COLLEGE PARK - For 20 minutes last night, the Maryland Terrapins found themselves in a surprisingly competitive contest with the visiting Monmouth Hawks.
Then, as they have done often in this young season, the third-ranked Terps turned up the heat in the second half. And all the overmatched Hawks could do was shrink, as Maryland won its eighth straight game by blowing out Monmouth, 91-55, before 13,336 at Cole Field House.
In their final tuneup before taking a 10-day break for final exams, the Terps extended the nation's longest nonconference home-court winning streak to 82 games by withstanding a spirited first-half effort by the unranked Hawks, the defending champions of the Northeast Conference.
What a knockout punch Maryland (8-1) delivered, after taking a modest 46-37 lead into halftime. The Terps scored the first 13 points of the second half, then stretched that into a whopping 34-6 run that gave them a lead of 80-43 with 6:28 left.
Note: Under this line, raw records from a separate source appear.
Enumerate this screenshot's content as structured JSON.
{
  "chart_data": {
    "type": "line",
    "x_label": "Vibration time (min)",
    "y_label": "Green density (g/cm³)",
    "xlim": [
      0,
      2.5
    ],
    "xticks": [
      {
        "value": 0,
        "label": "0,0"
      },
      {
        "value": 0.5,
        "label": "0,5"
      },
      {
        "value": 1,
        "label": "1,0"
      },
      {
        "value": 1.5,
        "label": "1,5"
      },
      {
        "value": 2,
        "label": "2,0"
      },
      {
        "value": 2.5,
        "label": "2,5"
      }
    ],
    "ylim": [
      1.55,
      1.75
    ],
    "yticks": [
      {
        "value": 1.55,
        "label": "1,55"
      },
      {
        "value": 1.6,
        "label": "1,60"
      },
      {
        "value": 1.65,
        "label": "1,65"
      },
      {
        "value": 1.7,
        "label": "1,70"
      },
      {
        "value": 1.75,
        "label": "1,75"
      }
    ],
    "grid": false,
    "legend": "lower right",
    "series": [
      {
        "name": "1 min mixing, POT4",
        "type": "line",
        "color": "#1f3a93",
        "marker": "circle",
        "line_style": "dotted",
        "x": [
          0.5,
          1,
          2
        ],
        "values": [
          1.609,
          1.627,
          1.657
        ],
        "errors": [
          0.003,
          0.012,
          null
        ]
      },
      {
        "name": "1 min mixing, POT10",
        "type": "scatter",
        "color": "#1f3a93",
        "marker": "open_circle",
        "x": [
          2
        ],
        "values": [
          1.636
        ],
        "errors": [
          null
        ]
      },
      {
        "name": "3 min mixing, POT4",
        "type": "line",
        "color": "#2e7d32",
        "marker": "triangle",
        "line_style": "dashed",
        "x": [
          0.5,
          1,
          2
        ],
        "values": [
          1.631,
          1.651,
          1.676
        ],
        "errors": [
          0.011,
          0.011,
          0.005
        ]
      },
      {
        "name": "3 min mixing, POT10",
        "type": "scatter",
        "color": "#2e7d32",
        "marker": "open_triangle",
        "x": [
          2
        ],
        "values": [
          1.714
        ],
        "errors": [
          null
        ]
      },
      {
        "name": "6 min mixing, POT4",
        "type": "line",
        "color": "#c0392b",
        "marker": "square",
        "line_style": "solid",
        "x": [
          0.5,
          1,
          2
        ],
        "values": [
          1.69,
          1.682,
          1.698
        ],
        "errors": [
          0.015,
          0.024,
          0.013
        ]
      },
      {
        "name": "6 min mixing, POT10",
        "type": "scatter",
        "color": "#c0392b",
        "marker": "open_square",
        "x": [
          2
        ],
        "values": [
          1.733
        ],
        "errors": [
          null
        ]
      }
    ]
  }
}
"We're supposed to do that," said senior forward Byron Mouton, who scored 17 points and was one of five Terps in double figures. "We've got six or seven guys back from last year, and everybody played a major role with that team."
Senior guard Juan Dixon led all scorers with 18 points. Sophomore forward Chris Wilcox recorded his second career double double with 10 points and 13 rebounds. Senior center Lonny Baxter added 10 points and nine rebounds. Junior forward Tahj Holden added 11 points.
Maryland scored a season-high 91 points by putting forth some of its best shooting of the year. The Terps converted 52.5 percent of their field-goal attempts, and converted 23 of 30 free throws.
But this rout was about defense, as the Terps took Monmouth's best shot in the first half, then smothered the Hawks.
After making 48.5 percent of its shots in the first half, Monmouth (4-4) had too many tired legs and too few bodies to overcome an inspired Maryland defense. The Hawks missed 17 of their first 19 attempts, and, already down center Keith Owens (knee), they lost backup Steve Bridgemohan to foul problems for lengthy stretches.
Monmouth made only six of 26 field-goal attempts after halftime. Forward Russ Anderson, who gave the Hawks a lift with 12 first-half points, took only two shots in the second half and did not score.
"It was good to see that we picked it up at halftime and played at our defensive level," said Maryland coach Gary Williams, whose Terps played their second game in three days. "In the first half Monmouth did a very good job. But this is a game where we had the most players, and most of the time the team with the most players wins."
The Hawks got Maryland's attention from the opening tip by making eight of their first 12 shots, partly by running with the Terps in transition, partly by spreading the floor in Princeton-like style.
That helped Monmouth take an early 7-4 lead. It also allowed the Hawks to hang around with Maryland for much of the first half.
After Holden converted a three-point play and Dixon made a three-pointer to give Maryland a 10-7 lead, the Hawks traded baskets with Maryland over the next four minutes, taking a 17-16 lead with 11:50 left when Cameron Milton converted a layup after a blown dunk by Wilcox.
Maryland, which used nine players in the game's first nine minutes, bounced back with a 7-0 run to take a 23-17 lead.
Anderson, despite a chronic hip flexor strain, slowed Maryland with his second three-pointer of the half, but the Terps bore down with a 15-6 run, as four different players scored. Guard Drew Nicholas started the run with a fast-break layup, then finished it by making two free throws to give the Terps a 38-26 lead with 3:37 left.
Anderson would not let the Terps run away. He made two three-pointers in the final minute, including a buzzer beater from the right corner that trimmed Marylands halftime lead to 46-37. Then came the knockout blow.
"Monmouth is pretty good. It's not hard to get up for the No. 2 team [in USA Today/ESPN coaches' poll] in the country," Dixon said. "Coach came in here and gave us a mouthful at halftime, and we just wanted to limit their looks [at the basket] in the second half. I think we did a good job of that."